Land Rover Defender Hard Top – avec vidéo (03.08.2020)

Après les version 110 et 90 du nouveau Defender « passagers », dont nous vous avons parlé en long et en large précédemment, Land Rover annonce le retour de leurs versions utilitaires désignées Hard Top, dénomination qui date de 1950, quand l’adoption de hard-tops démontables a donné aux premiers Land Rover davantage de sécurité et de protection contre les éléments. (Marc Lacroix)

Développé par Land Rover Special Vehicle Operations (SVO), comme son ancêtre, le nouveau Defender Hard Top se coiffe d’un toit fixe en métal.

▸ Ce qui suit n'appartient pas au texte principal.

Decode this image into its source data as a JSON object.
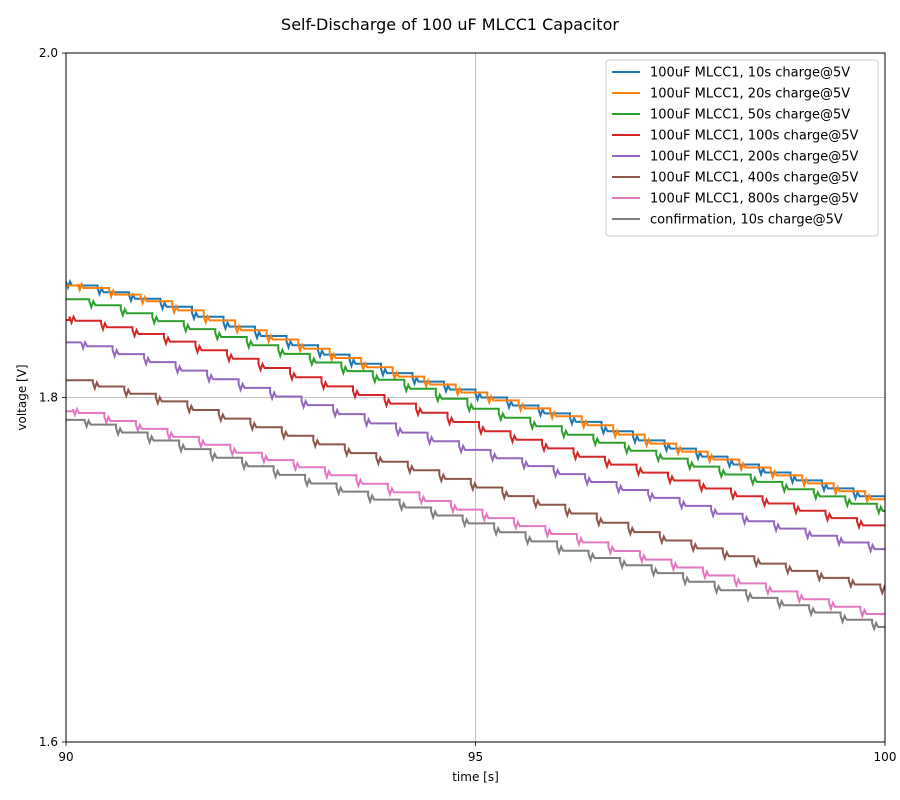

Techniquement, les Defender Hard Top sont forcément basé sur les versions « passagers » et en conservent toutes les caractéristiques, off-road comprises (suspensions indépendantes à ressorts hélicoïdaux (avec régulation pneumatique électronique disponible sur le 110), angles d’attaque, de crête et de fuite du 110 Hard Top de respectivement de 38, 28 et 40 degrés (position haute), garde au sol de 291mm…). Puissance de remorquage jusqu’à 3,5 tonnes et, en option, technologie Advanced Tow Assist pour tracter et manœuvrer les remorques sans effort, sont aussi au programme… Aux capacités tout-terrain sans limites et la connectivité du XXIe siècle qui est désormais celle du Defender, le Hard Top offre aux professionnels une combinaison de capacité de charge et d’esprit pratique.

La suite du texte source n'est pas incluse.